Before you sign, a targeted Commercial Lease Review can highlight risky clauses and propose practical amendments that protect your operations.
Stay On Top Of Compliance During The Lease
- Cash Flow Calendar: Diarise rent, outgoings, insurance and any turnover rent reporting dates.
- Respond Promptly To Notices: Even if you dispute a claim, acknowledge the notice and set out your position.
- Keep Insurance Current: Many leases treat lapsed insurance as a serious breach.
- Maintain The Premises: Follow repair and maintenance obligations to avoid default notices.
- Communicate Early: If cash flow is tight, approach the landlord with a plan before arrears build up.
Essential Documents That Help Prevent Lockouts
- Heads Of Agreement: Records key deal terms (rent, incentives, works) so your lease drafts stay aligned.

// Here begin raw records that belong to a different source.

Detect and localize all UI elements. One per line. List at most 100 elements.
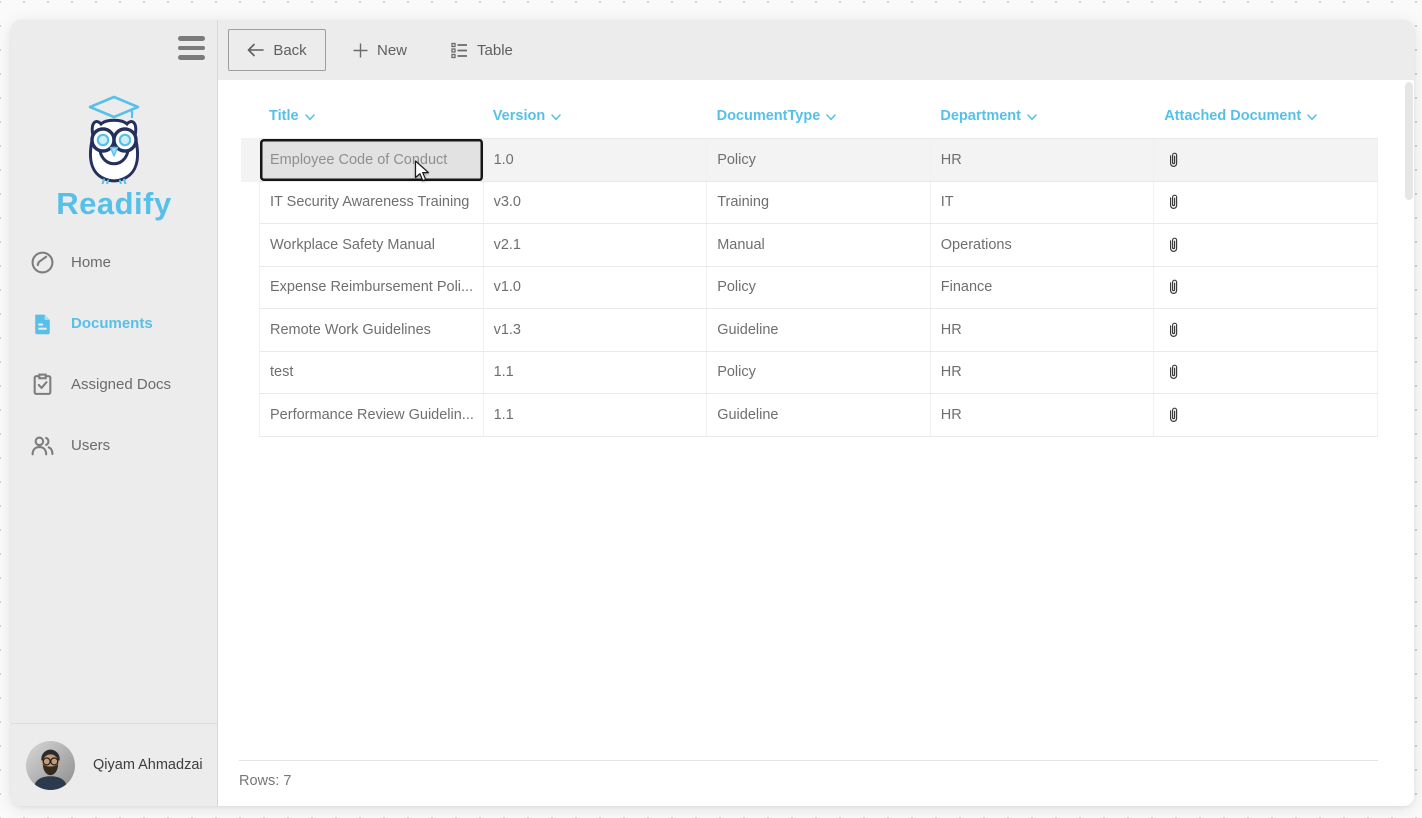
table-row[interactable]: test 1.1 Policy HR <box>260 352 1378 395</box>
owl-logo-icon <box>74 94 154 184</box>
users-icon <box>30 433 55 458</box>
document-icon <box>30 311 55 336</box>
app-window: Readify Home Documents <box>11 20 1414 806</box>
gauge-icon <box>30 250 55 275</box>
paperclip-icon <box>1166 363 1181 381</box>
back-button-label: Back <box>273 42 306 59</box>
cell-document-type[interactable]: Guideline <box>707 394 931 436</box>
cell-document-type[interactable]: Guideline <box>707 309 931 351</box>
cell-document-type[interactable]: Manual <box>707 224 931 266</box>
column-header-label: Title <box>269 108 299 124</box>
table-view-button[interactable]: Table <box>451 42 513 59</box>
sidebar-item-users[interactable]: Users <box>11 423 217 467</box>
back-button[interactable]: Back <box>228 29 326 71</box>
column-header-label: DocumentType <box>717 108 821 124</box>
avatar <box>26 741 75 790</box>
vertical-scrollbar[interactable] <box>1405 82 1413 200</box>
sidebar: Readify Home Documents <box>11 20 218 806</box>
sidebar-item-label: Users <box>71 437 110 454</box>
cell-department[interactable]: HR <box>931 139 1155 181</box>
cell-version[interactable]: v1.0 <box>484 267 708 309</box>
cell-title[interactable]: Employee Code of Conduct <box>260 139 484 181</box>
cell-department[interactable]: IT <box>931 182 1155 224</box>
app-logo: Readify <box>11 94 217 222</box>
table-header-row: Title Version DocumentType Department At… <box>259 94 1378 138</box>
cell-title[interactable]: Expense Reimbursement Poli... <box>260 267 484 309</box>
new-button[interactable]: New <box>353 42 407 59</box>
arrow-left-icon <box>247 43 264 57</box>
column-header-label: Department <box>940 108 1021 124</box>
table-view-button-label: Table <box>477 42 513 59</box>
plus-icon <box>353 43 368 58</box>
cell-department[interactable]: Finance <box>931 267 1155 309</box>
cell-document-type[interactable]: Policy <box>707 139 931 181</box>
chevron-down-icon <box>551 114 561 121</box>
sidebar-item-assigned-docs[interactable]: Assigned Docs <box>11 362 217 406</box>
new-button-label: New <box>377 42 407 59</box>
sidebar-item-label: Documents <box>71 315 153 332</box>
sidebar-item-label: Assigned Docs <box>71 376 171 393</box>
chevron-down-icon <box>826 114 836 121</box>
table-row[interactable]: Workplace Safety Manual v2.1 Manual Oper… <box>260 224 1378 267</box>
cell-attached-document[interactable] <box>1154 267 1378 309</box>
cell-department[interactable]: HR <box>931 394 1155 436</box>
column-header-label: Attached Document <box>1164 108 1301 124</box>
cell-version[interactable]: v3.0 <box>484 182 708 224</box>
main-area: Back New Table <box>218 20 1414 806</box>
table-row[interactable]: Performance Review Guidelin... 1.1 Guide… <box>260 394 1378 437</box>
sidebar-item-home[interactable]: Home <box>11 240 217 284</box>
table-row[interactable]: Remote Work Guidelines v1.3 Guideline HR <box>260 309 1378 352</box>
sidebar-item-label: Home <box>71 254 111 271</box>
paperclip-icon <box>1166 236 1181 254</box>
logo-wordmark: Readify <box>11 186 217 222</box>
toolbar: Back New Table <box>218 20 1414 80</box>
cell-attached-document[interactable] <box>1154 182 1378 224</box>
cell-version[interactable]: v2.1 <box>484 224 708 266</box>
cell-attached-document[interactable] <box>1154 352 1378 394</box>
cell-title[interactable]: IT Security Awareness Training <box>260 182 484 224</box>
paperclip-icon <box>1166 321 1181 339</box>
cell-title[interactable]: Workplace Safety Manual <box>260 224 484 266</box>
user-profile[interactable]: Qiyam Ahmadzai <box>11 723 217 806</box>
paperclip-icon <box>1166 278 1181 296</box>
bulleted-list-icon <box>451 42 468 59</box>
cell-title[interactable]: Performance Review Guidelin... <box>260 394 484 436</box>
column-header[interactable]: Version <box>483 94 707 138</box>
cell-attached-document[interactable] <box>1154 394 1378 436</box>
table-row[interactable]: Expense Reimbursement Poli... v1.0 Polic… <box>260 267 1378 310</box>
table-row[interactable]: IT Security Awareness Training v3.0 Trai… <box>260 182 1378 225</box>
column-header[interactable]: Title <box>259 94 483 138</box>
profile-name: Qiyam Ahmadzai <box>93 757 203 773</box>
column-header[interactable]: Department <box>930 94 1154 138</box>
cell-department[interactable]: Operations <box>931 224 1155 266</box>
cell-attached-document[interactable] <box>1154 224 1378 266</box>
paperclip-icon <box>1166 193 1181 211</box>
paperclip-icon <box>1166 406 1181 424</box>
cell-version[interactable]: 1.1 <box>484 394 708 436</box>
hamburger-menu-icon[interactable] <box>178 36 205 60</box>
column-header[interactable]: DocumentType <box>707 94 931 138</box>
cell-department[interactable]: HR <box>931 309 1155 351</box>
clipboard-check-icon <box>30 372 55 397</box>
table-body: Employee Code of Conduct 1.0 Policy HR I… <box>259 138 1378 437</box>
cell-version[interactable]: 1.0 <box>484 139 708 181</box>
column-header[interactable]: Attached Document <box>1154 94 1378 138</box>
cell-department[interactable]: HR <box>931 352 1155 394</box>
cell-document-type[interactable]: Training <box>707 182 931 224</box>
cell-version[interactable]: v1.3 <box>484 309 708 351</box>
footer-divider <box>239 760 1378 761</box>
cell-document-type[interactable]: Policy <box>707 267 931 309</box>
cell-attached-document[interactable] <box>1154 309 1378 351</box>
cell-document-type[interactable]: Policy <box>707 352 931 394</box>
table-panel: Title Version DocumentType Department At… <box>218 80 1414 806</box>
paperclip-icon <box>1166 151 1181 169</box>
cell-title[interactable]: test <box>260 352 484 394</box>
cell-attached-document[interactable] <box>1154 139 1378 181</box>
table-row[interactable]: Employee Code of Conduct 1.0 Policy HR <box>260 139 1378 182</box>
cell-title[interactable]: Remote Work Guidelines <box>260 309 484 351</box>
chevron-down-icon <box>1307 114 1317 121</box>
sidebar-item-documents[interactable]: Documents <box>11 301 217 345</box>
selected-row-indicator <box>241 138 259 182</box>
sidebar-nav: Home Documents Assigned Docs <box>11 240 217 484</box>
cell-version[interactable]: 1.1 <box>484 352 708 394</box>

- Fit‑Out And Landlord Works Scope: Avoids disputes about who must do what-and when.
- Deed Of Variation: Used to formalise rent relief, trading hour changes or temporary arrangements.
- Payment Plan Deed: Sets clear milestones and consequences if the landlord agrees to catch‑up payments.
- Deed Of Surrender: If you decide to exit early by agreement, a formal Lease Surrender Agreement can cap liability and set a clean handover.
Alternatives To Lockouts: Payment Plans And Exit Options
Most landlords prefer a paying tenant to an empty premises. If cash flow is temporary or business conditions shift, there are practical alternatives to a stand‑off.
Short‑Term Fix: Vary The Lease
Ask for a temporary rent reduction, deferral, or switch to percentage rent for a defined period. Document it in a Deed of Variation with start/end dates, review points and a clear path back to standard rent.
Catch‑Up Plan: Stage Payments
Propose a realistic arrears schedule with weekly or monthly instalments. A Payment Plan Deed should deal with default triggers, interest (if any), and what happens if trade conditions worsen again.
Restructure: Assign Or Sublease
If the location no longer suits, consider an assignment to a new operator (with landlord consent) or a compliant sublease. This can preserve value and avoid a costly default, provided the lease permits it and the process is followed carefully.
Exit Cleanly: Surrender The Lease
When staying is not viable, a negotiated surrender can limit exposure and avoid a contested lockout. A well‑drafted surrender sets the handover date, make‑good position and any settlement sum, so both sides can move on.
If you’re weighing up your options, this overview of legal ways to break a lease is a useful starting point. For more complex exits or disputes, our team can also help with practical commercial lease exit strategies so you minimise risk while protecting your brand and customers.
Key Takeaways
- A landlord lockout (re‑entry) is only lawful if your lease and state retail/commercial leasing laws are followed-surprise lockouts without proper notice are risky for landlords.
- Most leases require a clear notice and a remedy period before re‑entry. Retail leases have extra protections, such as those in the Retail Leases Act NSW.
- If you’re locked out, act fast: review your lease and notices, contact the landlord in writing, document losses, and consider urgent legal steps to restore access.
- Prevention is best-negotiate protective clauses, keep on top of rent and obligations, and formalise rent relief or variations in writing to reduce default risk.
- There are practical alternatives to lockouts, including payment plans, variations, assignment or a negotiated surrender documented in a Deed of Surrender.
- If you need tailored guidance-whether it’s a Commercial Lease Review or urgent strategy from a Commercial Lease Lawyer-getting advice early can preserve your trading and leverage.